Агнес попыталась закрыть дверь, но это было невозможно из-за ноги Польдо Грабера, уже протиснувшейся в кухню.
— Я же ничего вам не сделаю, Агнес, — сказал Польдо. — Я еще ни разу никого не обидел. Мне нужно лишь сообщить вам кое-что, что вас заинтересует. И я хочу кое-что у вас узнать. Это же всего несколько минут, позвольте.
Он прошел мимо нее в комнату. И уселся там, не ожидая приглашения. Он сидел прямо, не горбясь, шляпу он снял. От его густых рыжих волос осталась только седая прядь на затылке. Пальто было ему очень велико. В фигуре, в осанке Польдо не осталось ничего от бывшего атлета. В его худом лице с трудом угадывались прежние черты.

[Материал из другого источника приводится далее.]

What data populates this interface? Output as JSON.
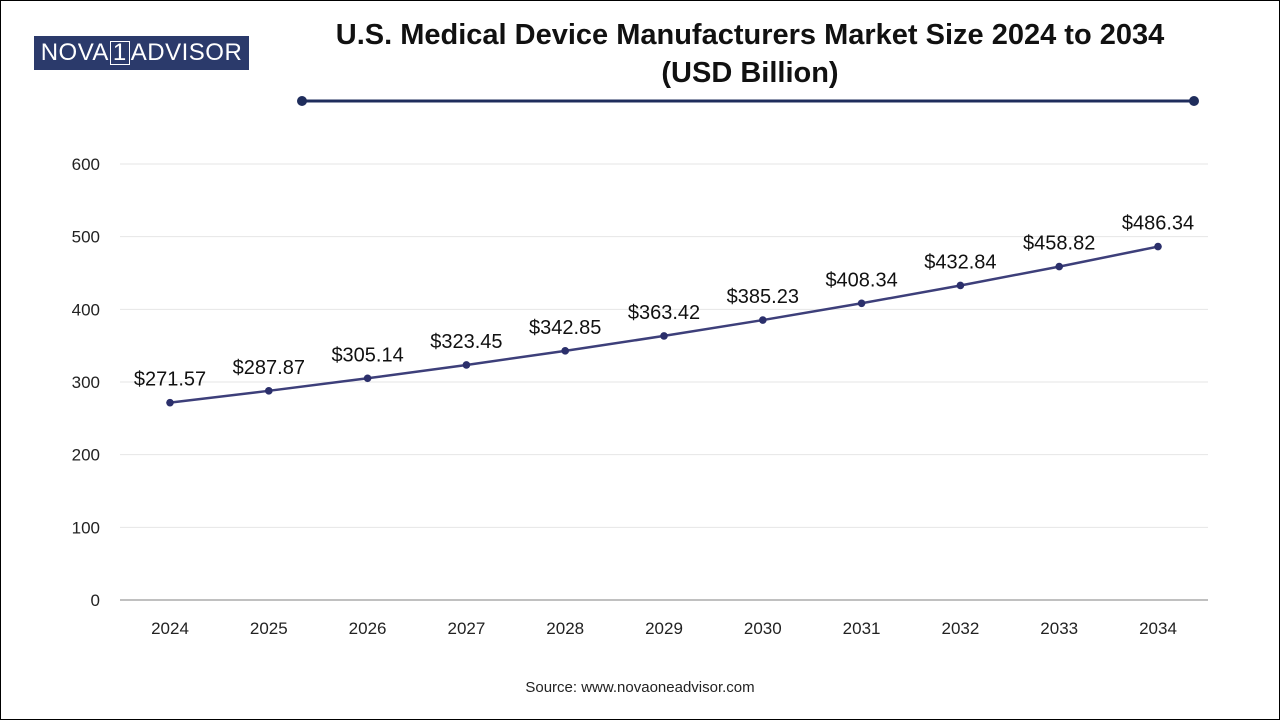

— Ну что ж, — начал Польдо, не глядя на Агнес. — Скажу вам сразу, без долгих слов: две недели назад умерла Барбара. Все началось с легкого гриппа, мы и думать не могли ни о чем серьезном. Потом поднялась температура. У нас как раз подвернулось довольно много работы. Мне уже тяжело работать, поэтому Барбаре некогда было думать о болезни. Когда она потом все же легла в постель и я вызвал врача, тот определил воспаление легких. Примерно так же, как у матери Барбары. Вы еще помните, как все было с ее матерью, Агнес?
Агнес и без этого с умыслом заданного вопроса думала в этот момент о Кларе, а не о Барбаре и о причине Клариной болезни и смерти. Лишь секунду спустя она осознала, что произошло то, чего она уже давно боялась, и теперь не было в живых и Барбары. Трудная дочь Клары, не имевшая родителей и не желавшая для них никакой замены, отказывавшаяся от любых привязанностей, в том числе и к собственному ребенку. В конце концов, не находя больше опоры в жизни, она разделила с Польдо Грабером его сомнительное и беспокойное существование.
Краткая передышка, неожиданно разделившая смерть Клары и жизнь Агнес, кончилась. Надежды снова увидеть Кларину дочь не существовало. Приняв без сопротивления новую боль, Агнес, онемевшая, без слов сидела перед Польдо Грабером.
— Это одно, — сказал Польдо, чертя ногтем большого пальца тут же исчезающие линии на скатерти. — Ну, а второе: я хотел бы получить адрес Бенедикта. Бенедикт должен узнать о смерти матери не от опекуна. Опекун всегда был для Барбары бельмом на глазу. Я только сегодня сообщил ему о происшедшем. В общем, я хочу видеть Бенедикта.
«Нужно, — подумала Агнес, — чтобы Бенедикт жил в моем домике. Это единственное, чего я еще могу добиться. Я не могу скрыть от него смерть Барбары. Но я должна защитить его от Польдо Грабера».
— Нет, — сказала Агнес.
Польдо Грабер поднял голову.
— Что? — спросил он удивленно.
— Нет, — повторила Агнес. — Я не дам вам адрес Бенедикта.
— Но это же смешно, — возразил Польдо Грабер. Он встал и оперся кулаками о стол, как бы давая понять Агнес, что ему с трудом удается сдержать себя. — У меня есть на это право, — добавил он.
— Молчите! Не смейте говорить о правах! У вас их никогда не было. Ни на Клару, ни на Барбару. У вас нет права и на Бенедикта. Вы должны оставить его в покое. Он в вас не нуждается.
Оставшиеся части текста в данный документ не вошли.